Monday, Oct. 31, 1955

Junket a la Russe

With notebooks at the ready, seven top Russian journalists landed in Manhattan last week. They were the first Russian writers to tour the U.S. since Novelist Ilya Ehrenburg, Izvestia correspondent, rambled through with two colleagues from Pravda and Red Star in 1946.

Publicly, at least, the objective of the seven journalists was a lot different from that of Ehrenburg, who lost no opportunity to explore the seamy side of U.S. life for propaganda purposes. Explained Boris Nikolaevich Polevoy, bestselling novelist and Union of Soviet Writers secretary who heads the group: "The main point of the program is to sell all that is best and all that the American people are proud of."

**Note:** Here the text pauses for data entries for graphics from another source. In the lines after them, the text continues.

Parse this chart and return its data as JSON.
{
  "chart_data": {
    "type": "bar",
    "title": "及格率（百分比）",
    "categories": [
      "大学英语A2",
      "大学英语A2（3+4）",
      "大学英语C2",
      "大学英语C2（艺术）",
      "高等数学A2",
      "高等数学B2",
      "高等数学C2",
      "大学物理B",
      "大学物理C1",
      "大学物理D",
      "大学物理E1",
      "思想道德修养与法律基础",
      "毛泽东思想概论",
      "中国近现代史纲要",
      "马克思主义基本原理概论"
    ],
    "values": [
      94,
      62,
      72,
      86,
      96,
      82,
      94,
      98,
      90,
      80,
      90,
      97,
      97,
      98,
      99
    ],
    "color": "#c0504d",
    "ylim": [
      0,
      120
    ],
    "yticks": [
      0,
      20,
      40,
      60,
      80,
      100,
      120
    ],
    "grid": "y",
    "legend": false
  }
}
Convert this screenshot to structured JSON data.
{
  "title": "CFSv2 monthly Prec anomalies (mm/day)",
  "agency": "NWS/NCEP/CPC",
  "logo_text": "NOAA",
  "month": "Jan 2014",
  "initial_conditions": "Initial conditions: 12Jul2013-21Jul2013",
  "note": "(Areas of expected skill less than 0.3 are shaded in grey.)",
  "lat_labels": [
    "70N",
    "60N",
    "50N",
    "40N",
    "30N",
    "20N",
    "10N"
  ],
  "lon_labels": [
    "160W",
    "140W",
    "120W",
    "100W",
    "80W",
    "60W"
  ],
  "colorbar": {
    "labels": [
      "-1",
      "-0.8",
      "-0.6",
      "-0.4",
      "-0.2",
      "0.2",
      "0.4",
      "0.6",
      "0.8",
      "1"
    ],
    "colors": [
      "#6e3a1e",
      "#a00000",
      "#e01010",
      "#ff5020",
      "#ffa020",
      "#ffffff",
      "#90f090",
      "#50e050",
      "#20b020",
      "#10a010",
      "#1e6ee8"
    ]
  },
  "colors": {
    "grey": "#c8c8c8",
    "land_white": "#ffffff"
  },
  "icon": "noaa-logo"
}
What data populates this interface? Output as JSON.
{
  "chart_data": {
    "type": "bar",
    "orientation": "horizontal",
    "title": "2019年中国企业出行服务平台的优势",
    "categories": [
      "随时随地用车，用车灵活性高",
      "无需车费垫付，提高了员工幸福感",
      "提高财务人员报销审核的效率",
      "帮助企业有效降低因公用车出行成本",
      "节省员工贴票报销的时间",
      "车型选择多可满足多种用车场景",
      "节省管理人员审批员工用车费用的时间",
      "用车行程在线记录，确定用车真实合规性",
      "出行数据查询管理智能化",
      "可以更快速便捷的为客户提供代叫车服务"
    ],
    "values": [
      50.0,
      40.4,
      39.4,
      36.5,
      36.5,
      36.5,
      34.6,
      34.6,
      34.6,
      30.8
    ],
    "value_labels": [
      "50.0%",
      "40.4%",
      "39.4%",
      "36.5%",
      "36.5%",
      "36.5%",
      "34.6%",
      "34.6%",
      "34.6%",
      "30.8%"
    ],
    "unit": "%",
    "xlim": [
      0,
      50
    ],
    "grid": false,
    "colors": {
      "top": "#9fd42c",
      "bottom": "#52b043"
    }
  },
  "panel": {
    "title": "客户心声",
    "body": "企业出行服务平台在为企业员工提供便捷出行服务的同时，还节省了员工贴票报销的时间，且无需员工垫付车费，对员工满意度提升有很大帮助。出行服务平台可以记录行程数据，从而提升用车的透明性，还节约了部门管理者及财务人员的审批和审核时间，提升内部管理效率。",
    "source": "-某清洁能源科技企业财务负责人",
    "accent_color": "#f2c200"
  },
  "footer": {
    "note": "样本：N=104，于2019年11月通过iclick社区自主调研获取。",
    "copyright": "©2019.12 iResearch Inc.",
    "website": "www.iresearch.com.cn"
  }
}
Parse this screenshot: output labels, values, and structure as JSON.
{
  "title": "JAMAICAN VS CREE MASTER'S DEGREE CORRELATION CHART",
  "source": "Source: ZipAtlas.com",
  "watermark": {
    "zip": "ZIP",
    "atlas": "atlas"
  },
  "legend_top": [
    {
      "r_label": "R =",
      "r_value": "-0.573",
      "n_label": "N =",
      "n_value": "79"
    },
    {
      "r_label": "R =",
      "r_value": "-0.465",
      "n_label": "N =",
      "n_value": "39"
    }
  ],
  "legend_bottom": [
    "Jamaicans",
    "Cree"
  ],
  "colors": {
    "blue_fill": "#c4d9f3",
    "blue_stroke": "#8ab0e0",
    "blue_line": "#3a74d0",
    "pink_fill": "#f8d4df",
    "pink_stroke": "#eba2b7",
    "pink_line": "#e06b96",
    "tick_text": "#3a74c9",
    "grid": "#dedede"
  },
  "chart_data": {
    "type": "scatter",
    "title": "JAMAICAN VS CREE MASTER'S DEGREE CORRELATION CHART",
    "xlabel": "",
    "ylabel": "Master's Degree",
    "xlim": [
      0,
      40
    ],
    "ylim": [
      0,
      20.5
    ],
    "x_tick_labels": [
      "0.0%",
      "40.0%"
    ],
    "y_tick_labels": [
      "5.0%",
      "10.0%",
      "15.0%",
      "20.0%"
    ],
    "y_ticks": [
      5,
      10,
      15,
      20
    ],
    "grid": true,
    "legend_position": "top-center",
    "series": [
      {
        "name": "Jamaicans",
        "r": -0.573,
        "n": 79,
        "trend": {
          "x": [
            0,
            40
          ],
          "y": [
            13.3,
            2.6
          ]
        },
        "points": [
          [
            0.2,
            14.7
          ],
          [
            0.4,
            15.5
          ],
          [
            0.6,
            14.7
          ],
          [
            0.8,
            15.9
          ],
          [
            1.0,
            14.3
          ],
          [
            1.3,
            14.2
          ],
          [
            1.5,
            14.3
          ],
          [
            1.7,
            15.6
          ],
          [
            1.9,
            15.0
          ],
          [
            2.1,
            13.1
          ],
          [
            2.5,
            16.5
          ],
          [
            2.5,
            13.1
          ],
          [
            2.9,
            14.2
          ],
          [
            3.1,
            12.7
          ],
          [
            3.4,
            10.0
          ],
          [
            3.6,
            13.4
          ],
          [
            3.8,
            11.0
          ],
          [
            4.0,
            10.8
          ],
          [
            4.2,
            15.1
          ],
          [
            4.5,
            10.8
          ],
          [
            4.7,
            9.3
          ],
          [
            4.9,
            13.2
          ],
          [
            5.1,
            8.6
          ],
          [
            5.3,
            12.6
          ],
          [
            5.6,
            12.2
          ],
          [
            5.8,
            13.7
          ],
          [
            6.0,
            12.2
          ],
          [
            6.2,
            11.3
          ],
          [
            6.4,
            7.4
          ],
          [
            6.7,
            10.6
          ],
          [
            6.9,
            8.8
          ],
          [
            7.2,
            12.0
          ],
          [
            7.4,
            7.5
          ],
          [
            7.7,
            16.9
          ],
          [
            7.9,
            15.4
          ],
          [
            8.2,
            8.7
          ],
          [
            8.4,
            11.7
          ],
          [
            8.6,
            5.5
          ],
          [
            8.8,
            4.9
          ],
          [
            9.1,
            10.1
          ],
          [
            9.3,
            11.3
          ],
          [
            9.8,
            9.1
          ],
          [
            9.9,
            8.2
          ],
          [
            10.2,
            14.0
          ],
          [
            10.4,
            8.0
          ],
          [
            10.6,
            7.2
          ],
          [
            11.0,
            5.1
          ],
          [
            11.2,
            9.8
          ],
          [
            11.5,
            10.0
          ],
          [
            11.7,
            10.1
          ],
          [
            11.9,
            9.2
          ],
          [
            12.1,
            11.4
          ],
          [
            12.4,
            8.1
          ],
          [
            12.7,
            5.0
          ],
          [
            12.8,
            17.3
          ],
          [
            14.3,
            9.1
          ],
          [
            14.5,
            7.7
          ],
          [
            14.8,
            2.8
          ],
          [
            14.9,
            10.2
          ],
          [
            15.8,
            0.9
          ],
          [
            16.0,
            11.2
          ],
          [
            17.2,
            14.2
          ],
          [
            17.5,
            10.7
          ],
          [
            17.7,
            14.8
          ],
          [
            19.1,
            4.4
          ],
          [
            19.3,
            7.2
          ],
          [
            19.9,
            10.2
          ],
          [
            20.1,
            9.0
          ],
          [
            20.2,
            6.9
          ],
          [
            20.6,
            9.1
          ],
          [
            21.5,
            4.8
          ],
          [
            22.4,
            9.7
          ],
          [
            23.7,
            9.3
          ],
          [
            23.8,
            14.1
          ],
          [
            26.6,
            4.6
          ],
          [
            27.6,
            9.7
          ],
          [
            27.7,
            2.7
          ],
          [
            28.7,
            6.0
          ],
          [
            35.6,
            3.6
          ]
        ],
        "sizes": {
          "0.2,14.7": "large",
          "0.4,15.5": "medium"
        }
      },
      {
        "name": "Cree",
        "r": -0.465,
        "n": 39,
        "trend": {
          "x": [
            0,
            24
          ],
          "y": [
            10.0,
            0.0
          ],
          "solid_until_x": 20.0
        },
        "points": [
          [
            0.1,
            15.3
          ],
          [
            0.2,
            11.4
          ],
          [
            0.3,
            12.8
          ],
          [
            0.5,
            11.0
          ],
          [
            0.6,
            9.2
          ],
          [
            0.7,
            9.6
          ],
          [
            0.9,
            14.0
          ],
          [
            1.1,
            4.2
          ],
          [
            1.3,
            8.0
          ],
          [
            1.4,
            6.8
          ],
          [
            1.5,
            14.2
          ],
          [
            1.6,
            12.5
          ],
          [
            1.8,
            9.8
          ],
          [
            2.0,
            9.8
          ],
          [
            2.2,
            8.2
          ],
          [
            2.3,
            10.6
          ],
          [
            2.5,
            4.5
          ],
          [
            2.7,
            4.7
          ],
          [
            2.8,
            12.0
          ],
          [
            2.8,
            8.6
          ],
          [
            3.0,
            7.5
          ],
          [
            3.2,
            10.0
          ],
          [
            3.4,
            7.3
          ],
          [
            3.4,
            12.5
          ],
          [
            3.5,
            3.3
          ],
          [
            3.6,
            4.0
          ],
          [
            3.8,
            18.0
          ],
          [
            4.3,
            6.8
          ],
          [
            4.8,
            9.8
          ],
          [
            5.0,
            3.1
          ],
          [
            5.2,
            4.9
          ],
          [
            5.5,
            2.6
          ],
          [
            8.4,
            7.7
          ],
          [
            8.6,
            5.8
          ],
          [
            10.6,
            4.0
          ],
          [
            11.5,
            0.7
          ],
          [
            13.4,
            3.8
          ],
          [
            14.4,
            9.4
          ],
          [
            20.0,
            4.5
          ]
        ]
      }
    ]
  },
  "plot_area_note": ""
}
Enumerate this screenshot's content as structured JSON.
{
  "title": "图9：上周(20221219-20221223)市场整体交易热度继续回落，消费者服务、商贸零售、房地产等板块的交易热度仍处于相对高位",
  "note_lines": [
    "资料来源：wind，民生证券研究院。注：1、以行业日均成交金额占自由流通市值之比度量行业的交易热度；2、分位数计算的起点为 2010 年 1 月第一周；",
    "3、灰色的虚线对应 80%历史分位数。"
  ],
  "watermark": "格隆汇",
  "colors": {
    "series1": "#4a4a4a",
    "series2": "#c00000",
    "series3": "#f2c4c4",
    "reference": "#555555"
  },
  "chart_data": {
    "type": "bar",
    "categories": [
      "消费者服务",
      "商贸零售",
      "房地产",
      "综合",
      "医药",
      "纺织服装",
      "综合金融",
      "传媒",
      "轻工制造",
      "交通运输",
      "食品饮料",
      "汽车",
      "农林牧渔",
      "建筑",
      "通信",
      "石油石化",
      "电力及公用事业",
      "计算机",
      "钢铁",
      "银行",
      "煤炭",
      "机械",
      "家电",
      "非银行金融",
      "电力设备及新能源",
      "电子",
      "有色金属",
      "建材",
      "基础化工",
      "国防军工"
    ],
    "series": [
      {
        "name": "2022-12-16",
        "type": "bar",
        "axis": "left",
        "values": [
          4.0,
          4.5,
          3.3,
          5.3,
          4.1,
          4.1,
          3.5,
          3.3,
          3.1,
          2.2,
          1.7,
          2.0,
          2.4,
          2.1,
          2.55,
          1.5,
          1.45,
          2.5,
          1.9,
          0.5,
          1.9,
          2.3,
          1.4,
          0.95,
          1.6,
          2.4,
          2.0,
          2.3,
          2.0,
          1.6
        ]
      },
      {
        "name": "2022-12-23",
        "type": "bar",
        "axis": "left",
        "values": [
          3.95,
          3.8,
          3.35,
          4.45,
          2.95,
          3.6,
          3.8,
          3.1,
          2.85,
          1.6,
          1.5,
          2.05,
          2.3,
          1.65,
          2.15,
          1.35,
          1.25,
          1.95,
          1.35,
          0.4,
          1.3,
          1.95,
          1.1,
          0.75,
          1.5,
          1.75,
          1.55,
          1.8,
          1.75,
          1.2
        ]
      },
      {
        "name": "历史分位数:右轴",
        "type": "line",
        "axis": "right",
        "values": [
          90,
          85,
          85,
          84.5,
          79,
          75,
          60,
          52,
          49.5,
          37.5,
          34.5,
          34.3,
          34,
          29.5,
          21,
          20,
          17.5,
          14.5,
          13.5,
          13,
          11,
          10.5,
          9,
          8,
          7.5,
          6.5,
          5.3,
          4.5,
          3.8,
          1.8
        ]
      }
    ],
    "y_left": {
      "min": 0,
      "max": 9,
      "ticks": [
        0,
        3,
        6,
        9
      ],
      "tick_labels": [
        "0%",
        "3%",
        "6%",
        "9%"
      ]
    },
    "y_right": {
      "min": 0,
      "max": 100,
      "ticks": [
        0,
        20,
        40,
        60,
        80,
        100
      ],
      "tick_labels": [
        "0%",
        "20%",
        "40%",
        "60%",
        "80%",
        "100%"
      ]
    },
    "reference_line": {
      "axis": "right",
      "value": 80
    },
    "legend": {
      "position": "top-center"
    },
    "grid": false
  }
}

"Good Coexistence." One of the first trips was to Wall Street, where New York Stock Exchange President Keith Funston explained to the visitors how Americans can own the tools of production simply by buying stocks. When one Red journalist jestingly pointed out that Anatoly Vladimirovich Sofronov is a prosperous playwright as well as editor of Ogonek, one of Russia's most successful magazines, a nearby broker quickly handed Sofronov his card, just in case he wanted to invest his money. At the Metropolitan Museum of Art, the journalists paid scant attention to the pictures. Instead they hobnobbed with a group of sixth-graders from Brooklyn's Ethical Culture School who were being lectured on art. "This," said Polevoy, "is the way to run a museum." At Columbia's Graduate School of Journalism, Foreign Affairs Expert Boris Romanovich Izakov, who is on the editorial board of the monthly International Life, pointed out that Moscow University has 1,800 journalism students--all with free tuition. At Manhattan's City Hall, Mayor Robert Wagner carefully explained how the city is governed by people of various cultures, creeds and colors. Izakov scored a point, saying: "Good coexistence."

"Ask Mr. Molotov." From the United Nations building to the United Press, the Stork Club to Harlem, one thing that most impressed the Russians was the lavishness of U.S. newspapers and magazines. Apparently recalling the skimpy Moscow papers, Polevoy marveled that Americans in a single week can turn out "magazines as thick as mattresses." (Jolly Journalist Sofronov was introduced on one occasion as "the thickest editor of a thin magazine in Russia.")

The visitors' first close look at U.S. reporters at work came when they held a press conference in the Overseas Press Club. From some two dozen U.S. reporters, the Russians were tossed many a question too hot to field. Asked why the Russians jammed Voice of America broadcasts, one of the visitors finally cracked: "It is not worth the bother to liberate us." When an Israeli correspondent asked about the disappearance of several Jewish reporters in Russia, Valentin Mikhailovich Berezhkov, deputy chief editor of the weekly New Times (who with Izakov acted as interpreter for the group), blandly suggested: "Ask Mr. Molotov."

At week's end, the Russians went on to Cleveland. There, a reporter asked them if they had seen any evidence that Americans were preparing for aggression. Replied Polevoy: "We have found no war-mongers." When a reporter for Chicago's Lithuania Daily News asked why his wife was imprisoned in Siberia, Editor Izakov angrily stalked out of a press conference, snorted: "Nonsense!"

The Russians kept to themselves what else they thought about the U.S. Because of the speed of the trip, one Soviet newsman said, they had no time to file dispatches to their magazines and newspapers. When they get back, they will not only write their stories, but contribute to a collective book on the U.S.